Struggling through stagnant days of anticipation has become the norm for Shawn Hargrove since his children, Indigo, 11, and Donovan, 5, were kidnapped by their mother Valerie Dunkle in March. Hope comes in bursts: a ringing cell phone, a tip from Seattle, a supposed Carolina Beach sighting. Those are the best moments. But the worst moments quickly follow: “I can’t help it. I try not to get too excited, but your hopes just spike, ‘This is it. We’ve found them.’ And then they come back, and it’s the worst thing to hear, the worst low, when they say, ‘I’m sorry, Shawn.’”

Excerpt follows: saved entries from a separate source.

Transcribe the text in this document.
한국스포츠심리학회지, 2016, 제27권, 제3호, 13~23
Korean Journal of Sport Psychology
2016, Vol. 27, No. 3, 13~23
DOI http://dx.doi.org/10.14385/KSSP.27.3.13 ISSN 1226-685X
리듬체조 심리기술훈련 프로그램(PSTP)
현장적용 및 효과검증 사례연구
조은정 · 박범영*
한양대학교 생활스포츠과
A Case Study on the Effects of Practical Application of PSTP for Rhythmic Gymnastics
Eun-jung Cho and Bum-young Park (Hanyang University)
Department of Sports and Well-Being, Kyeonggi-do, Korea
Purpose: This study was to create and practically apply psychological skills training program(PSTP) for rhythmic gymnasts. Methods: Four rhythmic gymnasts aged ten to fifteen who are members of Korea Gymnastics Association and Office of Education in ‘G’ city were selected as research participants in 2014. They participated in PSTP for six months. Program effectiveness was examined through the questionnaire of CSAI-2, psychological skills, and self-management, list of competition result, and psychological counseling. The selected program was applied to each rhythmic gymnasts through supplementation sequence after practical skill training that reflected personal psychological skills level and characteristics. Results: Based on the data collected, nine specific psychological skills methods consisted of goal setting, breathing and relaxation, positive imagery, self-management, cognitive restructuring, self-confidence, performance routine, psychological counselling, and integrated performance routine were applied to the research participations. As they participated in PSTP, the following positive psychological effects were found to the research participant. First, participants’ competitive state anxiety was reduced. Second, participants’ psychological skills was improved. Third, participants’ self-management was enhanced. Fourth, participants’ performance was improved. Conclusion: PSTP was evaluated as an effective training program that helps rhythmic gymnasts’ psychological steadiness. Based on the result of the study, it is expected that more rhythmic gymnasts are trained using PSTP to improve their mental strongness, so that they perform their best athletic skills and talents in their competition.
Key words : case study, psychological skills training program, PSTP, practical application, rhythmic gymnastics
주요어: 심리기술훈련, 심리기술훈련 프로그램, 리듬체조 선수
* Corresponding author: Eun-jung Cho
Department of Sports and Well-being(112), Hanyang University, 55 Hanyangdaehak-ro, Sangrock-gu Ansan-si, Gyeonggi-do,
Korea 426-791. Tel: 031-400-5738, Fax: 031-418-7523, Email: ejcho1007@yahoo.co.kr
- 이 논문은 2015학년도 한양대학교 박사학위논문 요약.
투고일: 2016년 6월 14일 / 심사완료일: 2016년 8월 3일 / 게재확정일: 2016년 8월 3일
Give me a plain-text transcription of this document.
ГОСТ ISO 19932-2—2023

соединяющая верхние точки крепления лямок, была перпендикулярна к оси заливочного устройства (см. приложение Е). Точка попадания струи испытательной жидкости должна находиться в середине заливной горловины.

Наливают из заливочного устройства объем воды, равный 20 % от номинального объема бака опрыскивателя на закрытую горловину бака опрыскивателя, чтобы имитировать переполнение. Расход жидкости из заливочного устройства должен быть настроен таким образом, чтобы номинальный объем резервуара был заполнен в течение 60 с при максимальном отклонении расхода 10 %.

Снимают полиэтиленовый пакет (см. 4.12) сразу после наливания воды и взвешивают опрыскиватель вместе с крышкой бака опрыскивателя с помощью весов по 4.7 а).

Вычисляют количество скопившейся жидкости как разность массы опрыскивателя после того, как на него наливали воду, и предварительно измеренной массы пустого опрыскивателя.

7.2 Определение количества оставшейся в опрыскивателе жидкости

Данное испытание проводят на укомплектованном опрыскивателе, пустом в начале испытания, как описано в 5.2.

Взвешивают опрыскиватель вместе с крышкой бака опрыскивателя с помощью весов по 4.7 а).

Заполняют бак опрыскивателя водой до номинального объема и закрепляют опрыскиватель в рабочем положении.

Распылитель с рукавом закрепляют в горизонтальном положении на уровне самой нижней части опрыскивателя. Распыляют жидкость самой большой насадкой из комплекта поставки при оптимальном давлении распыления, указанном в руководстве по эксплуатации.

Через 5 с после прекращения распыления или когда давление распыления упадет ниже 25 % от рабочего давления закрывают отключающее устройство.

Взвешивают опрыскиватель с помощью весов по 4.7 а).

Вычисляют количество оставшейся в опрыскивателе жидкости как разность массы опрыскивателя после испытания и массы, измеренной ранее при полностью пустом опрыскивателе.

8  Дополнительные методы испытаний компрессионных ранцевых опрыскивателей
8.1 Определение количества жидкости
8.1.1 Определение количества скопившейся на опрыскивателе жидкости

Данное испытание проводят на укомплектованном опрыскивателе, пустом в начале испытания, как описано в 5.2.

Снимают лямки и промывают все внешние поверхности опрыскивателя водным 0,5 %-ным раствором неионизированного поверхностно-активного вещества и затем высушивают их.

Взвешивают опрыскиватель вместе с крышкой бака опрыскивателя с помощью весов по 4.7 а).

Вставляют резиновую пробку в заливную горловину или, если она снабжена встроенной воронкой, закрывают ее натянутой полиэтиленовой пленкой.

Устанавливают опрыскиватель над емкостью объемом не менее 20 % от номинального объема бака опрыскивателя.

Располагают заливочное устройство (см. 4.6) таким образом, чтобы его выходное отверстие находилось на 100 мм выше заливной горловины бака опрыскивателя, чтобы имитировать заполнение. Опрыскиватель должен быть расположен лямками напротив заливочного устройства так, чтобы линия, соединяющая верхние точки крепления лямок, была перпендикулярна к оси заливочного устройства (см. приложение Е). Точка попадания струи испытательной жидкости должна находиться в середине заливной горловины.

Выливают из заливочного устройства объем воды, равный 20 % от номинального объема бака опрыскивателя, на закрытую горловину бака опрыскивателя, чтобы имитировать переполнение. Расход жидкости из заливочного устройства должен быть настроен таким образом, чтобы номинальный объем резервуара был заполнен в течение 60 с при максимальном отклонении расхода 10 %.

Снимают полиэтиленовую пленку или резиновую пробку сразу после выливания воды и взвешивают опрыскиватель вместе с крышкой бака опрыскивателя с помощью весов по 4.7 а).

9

The first big lead in the case – and biggest disappointment – came in April two weeks after the kidnapping, more than 1,700 miles from Kalispell. Arkansas State Police were alerted when someone tried to get a replacement for a lost vehicle title. The vehicle’s registered owner was Valerie Dunkle.
Arkansas police discovered Dunkle was renting an apartment in Diamond City under the alias of Lina Johnson. But, according to Kalispell Police Detective Sgt. Scott Warnell, officers found the apartment empty and without signs of the kids. Dunkle had left before police found the apartment, leaving a note there saying she had gone on vacation.
“That was the worst. I thought it was over. I thought we had found them,” Hargrove said.
The case has remained largely inactive since April. There’s been the occasional tip, usually generated from posters placed by the National Center for Missing and Exploited Children in stores like Wal-Mart nationwide. A sighting from Seattle reported the kids with a person missing both a leg and an arm. This month, someone said they saw them in Carolina Beach. None of the tips have panned out.
“There’s not a lot we can do sitting in Montana knowing that she’s probably nowhere near here,” Warnell said. “It’s a waiting game. I believe she’ll be caught sometime soon; it’s just a matter of time, waiting on leads and then doing everything we can to follow up on those.”
But, Hargrove is hopeful again. There’s new cause to check the cell phone he sleeps with and rarely turns off. He sold his house last week, moved into a small apartment and is using the money to pay a private investigator from Arkansas to pick up the lead there.
“Right now everything is vibrant; just the idea that we’re on the trail again, that something new might happen, makes me feel alive,” Hargrove said. “Between those periods the world just seems gray and dull.”
Hargrove and Dunkle were nearing the end of a lengthy divorce process in March and sharing custody, when Dunkle failed to show up for a mediation meeting. Hargrove became suspicious – Dunkle’s family hadn’t heard from her, nor had customers for the day care service she ran out of her home. But Hargrove couldn’t file a missing children’s report because his turn to have the kids was two weeks away. The system’s loophole gave Dunkle a 12-day lead.
“At first, I just threw myself into work,” Hargrove, an employee at Teletech, said. “I thought she couldn’t carry this on for more than a few weeks.” Initially, Hargrove thought the kidnapping was retaliation because he initiated the divorce and she didn’t want to share custody. Then in July, Hargrove found Dunkle’s journal, where she wrote about killing herself. “I went cold reading it,” Hargrove said. “My worry for the kids safety went to a whole new level. It’s hard because a lot of times people tell me, ‘Well, at least they’re with their mother.’ That doesn’t mean they’re safe. She’s not safe.”
Hargrove suspects Dunkle had help when she first left Kalispell. Items too big for her car are missing from her home and there were signs someone else had been in the house after she left. He hopes that if someone helped Dunkle they “would realize they aren’t doing her or the kids any good. They need to come home and she needs help. They can make an anonymous call if they have any information.”
On Aug. 18, Hargrove gathered with his parents, a few friends and family to celebrate Indigo’s 11th birthday. Hargrove had promised her crab legs – her favorite meal ¬– for her birthday, so the group feasted on “the biggest crab legs I could find.” Donovan’s birthday is Nov. 3.
“I was really lost (around the time of Indigo’s birthday),” Hargrove said. “The idea of Donovan’s coming up almost makes me not want to celebrate. Hopefully, they’re home by then so we can celebrate together.”